Existing post-process "logging" or measuring devices are inadequate because operators cannot feasibly stop and restart the fracturing job to take a measurement. Fracturing fluid is generally pumped into the formation at extremely high pressure, to force open the fractures, and an increasing proportion of sand is added to the fluid to prop open the resulting fractures. Stopping the pumping will relieve the pressure, and depending on the point at which it occurs, undesirable results may occur, such as the closing of the fractures, the reversal of fluid flow back into the wellbore, or the build-up of sand in the hole. Then, after the "logging" operation is completed, the pumping cannot be restarted at the point at which it was left off. Instead, the fracturing job would have to be redone from scratch, with unpredictable results, and it may even be impossible or impractical to redo the job at all.

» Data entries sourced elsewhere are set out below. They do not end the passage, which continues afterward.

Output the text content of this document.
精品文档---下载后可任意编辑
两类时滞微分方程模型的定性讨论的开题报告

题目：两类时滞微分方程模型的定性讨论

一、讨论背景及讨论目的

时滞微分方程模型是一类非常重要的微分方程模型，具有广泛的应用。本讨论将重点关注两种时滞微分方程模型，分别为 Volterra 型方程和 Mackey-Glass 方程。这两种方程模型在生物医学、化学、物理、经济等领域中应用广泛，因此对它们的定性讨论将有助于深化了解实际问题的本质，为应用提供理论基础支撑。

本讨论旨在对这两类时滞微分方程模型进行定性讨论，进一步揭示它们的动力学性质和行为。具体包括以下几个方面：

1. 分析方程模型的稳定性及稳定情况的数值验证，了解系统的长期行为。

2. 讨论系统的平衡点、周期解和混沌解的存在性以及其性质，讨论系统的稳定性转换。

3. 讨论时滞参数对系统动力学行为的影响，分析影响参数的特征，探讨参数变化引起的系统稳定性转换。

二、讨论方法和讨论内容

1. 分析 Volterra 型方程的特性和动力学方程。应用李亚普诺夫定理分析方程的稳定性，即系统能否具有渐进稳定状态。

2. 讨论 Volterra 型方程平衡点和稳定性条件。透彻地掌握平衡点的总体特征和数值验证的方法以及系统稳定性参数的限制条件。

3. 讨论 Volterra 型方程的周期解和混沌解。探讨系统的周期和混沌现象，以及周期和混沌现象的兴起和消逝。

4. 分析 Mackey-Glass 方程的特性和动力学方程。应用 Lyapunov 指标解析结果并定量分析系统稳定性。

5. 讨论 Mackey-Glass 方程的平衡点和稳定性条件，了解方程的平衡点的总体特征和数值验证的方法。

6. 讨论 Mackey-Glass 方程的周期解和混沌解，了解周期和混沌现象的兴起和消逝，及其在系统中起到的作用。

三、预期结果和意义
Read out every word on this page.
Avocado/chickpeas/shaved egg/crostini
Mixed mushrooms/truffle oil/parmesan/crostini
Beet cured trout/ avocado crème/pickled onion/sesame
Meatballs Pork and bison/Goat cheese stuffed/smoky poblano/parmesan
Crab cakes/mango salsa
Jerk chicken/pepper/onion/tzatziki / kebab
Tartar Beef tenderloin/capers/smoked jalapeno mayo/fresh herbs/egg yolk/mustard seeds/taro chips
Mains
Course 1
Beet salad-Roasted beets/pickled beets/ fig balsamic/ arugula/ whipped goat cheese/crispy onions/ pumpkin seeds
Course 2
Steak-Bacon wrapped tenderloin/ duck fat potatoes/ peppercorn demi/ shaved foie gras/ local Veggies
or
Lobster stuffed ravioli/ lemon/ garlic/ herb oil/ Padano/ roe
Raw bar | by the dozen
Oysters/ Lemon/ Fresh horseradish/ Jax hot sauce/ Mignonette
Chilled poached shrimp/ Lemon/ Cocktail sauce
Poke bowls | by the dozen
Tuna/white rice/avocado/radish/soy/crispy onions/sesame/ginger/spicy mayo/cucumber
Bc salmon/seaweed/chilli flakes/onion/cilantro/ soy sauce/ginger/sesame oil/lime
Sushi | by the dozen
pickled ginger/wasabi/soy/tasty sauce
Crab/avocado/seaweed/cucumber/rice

As a consequence, current methods of fracturing are an art, not a science, in that skilled operators must make educated guesses at factors such as the length of the fracturing job and the rate of increase of sand concentration. Current measurement methods allow only a retrospective view of the fracturing job, in other words, only after any damage has already been done.
By contrast, real-time fracture growth monitoring would allow well operators to control fracture dimensions and to efficiently place higher concentrations of sand proppants in the desired reservoir interval. If the fractures came close to extending out of the desired zone, the operator could terminate the fracturing job, automatically or manually. In addition, real-time analysis of the ongoing treatment procedure would allow the operator to determine when to pump greater concentrations of sand proppant, depending on factors such as the vertical and lateral proximity of oil-water contacts with respect to the wellbore, the presence or absence of water-producing strata, and horizontal changes in the physical properties of the reservoir rock.
Thus, it is an object of this invention to provide systems and methods for quantitatively monitoring in real time the developing growth of hydraulic fractures during the hydraulic fracturing process.
It is another object of the invention to provide systems and methods permitting more accurate placement of sand and other proppants in the reservoir via fracturing fluids.
It is another object of the invention to provide systems and methods for allowing better control of the fracturing process.
It is another object of the invention to provide systems and methods for preventing the problem of fracturing "out of zone."
It is another object of the invention to provide systems and methods for improving the reliability of hydraulic fracturing methods.
It is another object of the invention to provide systems and methods for improved automation of the hydraulic fracturing process.